Книга хлопнула о каминную полку.
— Конечно, где ей было найти меня раньше, ведь у неё оставался только мой адрес на любом из дюжины писем. Писем с просьбами о деньгах, лекарствах, о ничтожнейшей тени сочувствия.
Внезапно она осела на плиту у камина. Взлетел с плеча вспугнутый ворон.
Гость опустился на колени рядом и обнял её. Её слёзы были нестерпимо реальны в сравнении с ним, скроенным из дыма и шёпотов.
— Ты так долго ждал, — горячо дохнула она ему в ухо. — Подожди же ещё чуть-чуть.
— Сколько?
От неё пахло лавандовой водой, которой она брызгалась после ванны. Он ощутил усталую дряблость её кожи, её волос, — волос и кожи постаревшей женщины.
— Пока я не кончу читать.
Положив руки ему на плечи, она кивнула на стол, где скучала книга в бежевом переплёте.
— И это всё? Не дни, не месяцы, только…
— Это всё. — Она сжала его руку. — Пожалуйста.

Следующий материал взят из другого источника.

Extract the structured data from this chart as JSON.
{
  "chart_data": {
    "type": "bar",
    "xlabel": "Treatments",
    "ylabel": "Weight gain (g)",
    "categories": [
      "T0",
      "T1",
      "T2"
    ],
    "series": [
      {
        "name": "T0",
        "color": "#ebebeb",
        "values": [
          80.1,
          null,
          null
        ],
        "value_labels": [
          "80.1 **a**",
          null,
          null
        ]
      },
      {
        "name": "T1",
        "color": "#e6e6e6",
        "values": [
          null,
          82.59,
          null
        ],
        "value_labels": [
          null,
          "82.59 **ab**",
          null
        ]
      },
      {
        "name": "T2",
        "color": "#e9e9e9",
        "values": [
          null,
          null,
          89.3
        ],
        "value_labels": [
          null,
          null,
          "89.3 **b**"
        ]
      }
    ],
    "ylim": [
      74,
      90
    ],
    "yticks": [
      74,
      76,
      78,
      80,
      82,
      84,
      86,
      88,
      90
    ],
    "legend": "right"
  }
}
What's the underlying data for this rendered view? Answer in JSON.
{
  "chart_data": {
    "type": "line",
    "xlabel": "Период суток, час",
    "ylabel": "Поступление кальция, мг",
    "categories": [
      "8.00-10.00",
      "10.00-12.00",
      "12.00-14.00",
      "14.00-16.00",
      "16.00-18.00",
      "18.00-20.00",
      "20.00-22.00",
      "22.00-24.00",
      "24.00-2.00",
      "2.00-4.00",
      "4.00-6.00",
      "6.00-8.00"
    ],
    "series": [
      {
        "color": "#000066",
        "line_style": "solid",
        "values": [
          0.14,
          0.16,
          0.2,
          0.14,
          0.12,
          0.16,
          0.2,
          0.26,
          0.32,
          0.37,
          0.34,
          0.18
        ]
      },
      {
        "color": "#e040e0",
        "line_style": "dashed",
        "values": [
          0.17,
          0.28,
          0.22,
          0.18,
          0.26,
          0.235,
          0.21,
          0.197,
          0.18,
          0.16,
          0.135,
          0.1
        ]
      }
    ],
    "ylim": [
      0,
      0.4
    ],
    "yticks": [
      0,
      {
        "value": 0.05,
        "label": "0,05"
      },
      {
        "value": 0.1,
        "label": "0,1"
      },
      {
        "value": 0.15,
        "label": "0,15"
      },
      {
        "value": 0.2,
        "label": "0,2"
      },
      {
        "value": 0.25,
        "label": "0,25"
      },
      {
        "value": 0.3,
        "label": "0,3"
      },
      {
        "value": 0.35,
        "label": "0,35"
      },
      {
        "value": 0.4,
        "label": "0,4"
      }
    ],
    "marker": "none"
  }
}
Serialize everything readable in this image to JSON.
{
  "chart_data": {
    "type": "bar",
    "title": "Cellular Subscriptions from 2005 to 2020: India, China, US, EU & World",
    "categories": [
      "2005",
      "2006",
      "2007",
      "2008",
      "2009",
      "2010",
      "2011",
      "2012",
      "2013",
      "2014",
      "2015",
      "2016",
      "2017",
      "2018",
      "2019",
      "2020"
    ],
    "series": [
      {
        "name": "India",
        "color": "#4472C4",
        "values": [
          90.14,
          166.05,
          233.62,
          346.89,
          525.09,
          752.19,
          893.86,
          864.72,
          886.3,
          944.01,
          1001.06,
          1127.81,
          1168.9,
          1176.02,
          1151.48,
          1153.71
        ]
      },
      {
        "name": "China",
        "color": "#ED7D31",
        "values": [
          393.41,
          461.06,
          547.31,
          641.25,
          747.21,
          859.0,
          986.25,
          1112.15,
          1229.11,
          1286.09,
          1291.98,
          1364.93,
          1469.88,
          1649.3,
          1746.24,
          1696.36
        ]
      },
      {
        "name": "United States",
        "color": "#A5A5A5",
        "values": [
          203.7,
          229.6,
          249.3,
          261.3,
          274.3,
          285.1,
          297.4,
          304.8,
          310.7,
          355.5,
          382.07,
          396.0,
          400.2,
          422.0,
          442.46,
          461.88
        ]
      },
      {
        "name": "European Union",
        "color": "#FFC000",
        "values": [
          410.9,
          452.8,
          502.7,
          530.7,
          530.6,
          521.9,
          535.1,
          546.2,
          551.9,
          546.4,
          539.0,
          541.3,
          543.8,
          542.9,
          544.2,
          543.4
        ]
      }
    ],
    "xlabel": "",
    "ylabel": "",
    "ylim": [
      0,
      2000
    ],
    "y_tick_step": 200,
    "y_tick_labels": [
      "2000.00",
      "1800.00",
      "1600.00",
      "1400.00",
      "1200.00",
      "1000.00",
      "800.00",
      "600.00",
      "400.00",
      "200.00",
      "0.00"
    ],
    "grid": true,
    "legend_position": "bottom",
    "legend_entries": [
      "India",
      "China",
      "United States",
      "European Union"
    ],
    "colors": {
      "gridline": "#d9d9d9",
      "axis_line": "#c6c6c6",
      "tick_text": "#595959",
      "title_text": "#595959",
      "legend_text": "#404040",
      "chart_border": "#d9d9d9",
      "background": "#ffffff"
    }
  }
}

Он уступил, не вполне ещё сознавая, что обещает. Да, это его волей остались её мольбы без ответа. Сколько женщин призывали смерть — и передумали после. Лишь встречая их под мостом или с пузырьком лекарства в холодной руке, он до конца убеждался в их искренности, — а мисс Луиза Фостер, воротившись домой с кузиной Альтеей, не искала ни того пути, ни другого. «Истерика, потом одумается», — с кривой улыбкой похлопали по плечу призраки прошлого. Он помнил.
Ещё одетый для танца, он помог ей встать. Она вернулась в объятья зелёного кресла и снова раскрыла книгу.
— Вижу без очков, и это в моём-то возрасте. Чудо, да и только, — сказала она. И добавила: — Обещай не пугать их.
Он покорно кивнул, не понимая, и стал дамой того же возраста: в руках комок тёмной пряжи, у ног чёрный игрушечный пёсик: образ бедной родственницы, чья плата за хлебную корку и место у камелька — молчание и незаметность.
Часы на каминной полке пробили полночь.
Стеклянные двери скрипнули, уступая робкой детской руке. Тёмная головка заглянула в щель.
— Мама? — вздохнул ветер.
Она не подняла глаз. Провеяв над ковром, ребёнок примостился в её тени. Его голова легла на её колени, и тонкие, молочные пальчики, коим полагалось быть розовыми и пухлыми и пахнуть тальком, не плесенью, сжали её запястье.
— Почитай мне.
— Ну и ну, Дэни. Я тебе удивляюсь, — мягко пожурила она. — Знаешь ведь, мы не можем начать без твоих друзей.